Example
In this simple example, parameter space partitioning is applied to a cube with regions of equal volume.
Load Dependencies
The first step is to the load dependences into your session.
using Distributions
using ParameterSpacePartitions
using ParameterSpacePartitions.TestModels
using Random
using DataFrames
Random.seed!(544)
Random.TaskLocalRNG()
Model Function
Next, we define a model that accepts a vector of parameters and returns data predictions. The function model
is imported above from TestModels
, but is presented below for illustration. In this simple example, the model returns the parameter inputs. In more substantive model, the returned value will be the model predictions.
model(parms, args...; kwargs...) = parms
model (generic function with 1 method)
Pattern Function
A second function categorizes the predicted data into a qualitative pattern. At minimum, the pattern function must recieve a data input. In this example, the pattern function p_fun
is imported from TestModels
. The function is presented below for illustration. p_fun
requires the location (i.e. parameters) and HyperCube
object, which contains partition boundaries (which is the same for each dimension). p_fun
categorizes location
on each dimension and returns a vector representing a pattern. For example, the pattern [1,2,1]
indicates the location
is in the partition for which the x axis is 1, the y axis is 2, and the z axis is 1.
function p_fun(location, hypercube::HyperCube, args...; kwargs...)

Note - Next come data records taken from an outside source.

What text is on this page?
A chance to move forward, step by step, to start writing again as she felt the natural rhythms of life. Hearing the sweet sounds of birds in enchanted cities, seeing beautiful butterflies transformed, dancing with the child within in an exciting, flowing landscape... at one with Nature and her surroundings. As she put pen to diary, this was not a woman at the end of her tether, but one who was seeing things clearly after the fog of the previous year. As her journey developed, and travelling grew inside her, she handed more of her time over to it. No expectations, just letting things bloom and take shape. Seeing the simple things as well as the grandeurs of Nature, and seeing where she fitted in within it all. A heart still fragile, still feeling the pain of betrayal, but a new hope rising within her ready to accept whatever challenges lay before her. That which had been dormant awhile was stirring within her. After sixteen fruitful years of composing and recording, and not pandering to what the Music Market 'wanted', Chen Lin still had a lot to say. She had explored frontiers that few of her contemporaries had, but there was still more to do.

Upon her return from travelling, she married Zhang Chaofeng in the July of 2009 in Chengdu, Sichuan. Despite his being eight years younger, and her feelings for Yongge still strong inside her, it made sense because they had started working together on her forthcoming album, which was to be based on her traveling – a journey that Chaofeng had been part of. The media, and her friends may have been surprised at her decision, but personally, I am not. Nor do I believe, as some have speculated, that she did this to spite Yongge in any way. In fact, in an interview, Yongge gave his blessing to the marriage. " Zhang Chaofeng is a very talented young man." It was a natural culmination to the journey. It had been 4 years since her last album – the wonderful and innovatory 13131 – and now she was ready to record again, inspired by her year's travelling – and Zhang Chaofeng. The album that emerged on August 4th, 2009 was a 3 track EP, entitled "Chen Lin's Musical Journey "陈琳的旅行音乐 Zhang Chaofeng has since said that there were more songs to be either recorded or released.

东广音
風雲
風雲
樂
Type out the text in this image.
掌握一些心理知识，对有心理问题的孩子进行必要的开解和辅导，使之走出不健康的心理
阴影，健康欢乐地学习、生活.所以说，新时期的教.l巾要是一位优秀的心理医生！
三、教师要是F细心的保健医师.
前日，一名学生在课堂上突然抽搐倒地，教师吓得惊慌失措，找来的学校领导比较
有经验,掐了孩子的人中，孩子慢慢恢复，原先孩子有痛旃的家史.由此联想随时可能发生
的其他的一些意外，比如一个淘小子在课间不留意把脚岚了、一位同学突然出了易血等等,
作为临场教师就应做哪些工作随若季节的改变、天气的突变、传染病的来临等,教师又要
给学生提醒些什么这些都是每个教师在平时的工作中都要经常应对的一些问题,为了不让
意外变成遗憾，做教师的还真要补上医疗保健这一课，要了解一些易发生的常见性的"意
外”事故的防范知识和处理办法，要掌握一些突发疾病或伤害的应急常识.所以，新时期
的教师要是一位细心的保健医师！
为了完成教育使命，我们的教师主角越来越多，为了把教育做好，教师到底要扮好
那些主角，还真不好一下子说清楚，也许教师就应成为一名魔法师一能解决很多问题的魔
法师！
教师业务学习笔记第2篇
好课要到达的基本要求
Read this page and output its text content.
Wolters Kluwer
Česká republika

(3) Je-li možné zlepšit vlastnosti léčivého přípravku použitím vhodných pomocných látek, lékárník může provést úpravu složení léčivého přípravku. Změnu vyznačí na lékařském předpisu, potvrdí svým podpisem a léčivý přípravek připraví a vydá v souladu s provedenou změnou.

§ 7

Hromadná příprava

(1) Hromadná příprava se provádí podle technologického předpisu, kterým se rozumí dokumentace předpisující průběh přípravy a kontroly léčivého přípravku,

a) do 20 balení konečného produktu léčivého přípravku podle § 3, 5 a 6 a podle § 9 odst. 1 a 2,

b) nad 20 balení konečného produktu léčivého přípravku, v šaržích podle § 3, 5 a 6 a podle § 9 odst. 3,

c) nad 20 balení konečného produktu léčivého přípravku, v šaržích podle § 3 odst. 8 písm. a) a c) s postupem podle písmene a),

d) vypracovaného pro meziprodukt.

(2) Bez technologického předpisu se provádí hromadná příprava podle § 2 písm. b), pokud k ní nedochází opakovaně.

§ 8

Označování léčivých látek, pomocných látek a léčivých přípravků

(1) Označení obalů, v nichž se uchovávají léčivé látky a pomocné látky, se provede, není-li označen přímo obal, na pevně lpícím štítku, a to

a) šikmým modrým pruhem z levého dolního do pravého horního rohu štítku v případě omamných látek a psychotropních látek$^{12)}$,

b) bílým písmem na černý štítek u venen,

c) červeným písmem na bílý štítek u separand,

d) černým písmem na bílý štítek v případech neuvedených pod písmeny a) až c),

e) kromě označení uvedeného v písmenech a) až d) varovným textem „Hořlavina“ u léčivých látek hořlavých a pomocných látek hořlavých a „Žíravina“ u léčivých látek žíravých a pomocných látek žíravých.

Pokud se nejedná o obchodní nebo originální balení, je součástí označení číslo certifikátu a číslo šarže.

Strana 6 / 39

p_bounds = hypercube.p_bounds
nb = length(p_bounds)
nd = length(location)
vals = fill(-100, nd)
for j in 1:nd
for i in 1:(nb-1)
if (location[j] ≥ p_bounds[i]) && (location[j] ≤ p_bounds[i+1])
vals[j] = i
continue
end
end
end
return vals
end
p_fun (generic function with 1 method)
Model Configuration
Below, we will set n_dims
and n_part
to create a cube with a total of 2^3 = 8 regions.
# dimensions of the hypbercue
n_dims = 3
# partitions per dimension
n_part = 2
2
Boundaries
In the code below, bounds
contains the upper and lower boundaries for each dimension. In addition, we must also define a HyperCube
object containing the boundaries for each partition. The boundaries are stored in a variable called p_bounds
. In this example, the partitions are equally spaced along each dimension of the unit cube. Alternatively, we could use unequal spacing to increase the difficulty of exploring the parameter space.
# partition boundaries
bounds = fill((0, 1), n_dims)
p_bounds = range(0, 1, n_part + 1)
hypercube = HyperCube(p_bounds)
ParameterSpacePartitions.TestModels.HyperCube([0.0, 0.5, 1.0])
Starting Points
The sampling algorim requires a starting point to begin exploring the parameter space. The starting points must be wrapped in a vector. The starting points are sampled uniformly within the unit cube, using bounds
to ensure the starting point is within allowable ranges. Although one starting point is sufficient for the present example, seeding the sampling algorithm with multiple starting points can improve performance.
# number of starting points
n_start = 1
# sample function
sample(bounds) = map(b -> rand(Uniform(b...)), bounds)
# initial starting points
init_parms = map(_ -> sample(bounds), 1:n_start)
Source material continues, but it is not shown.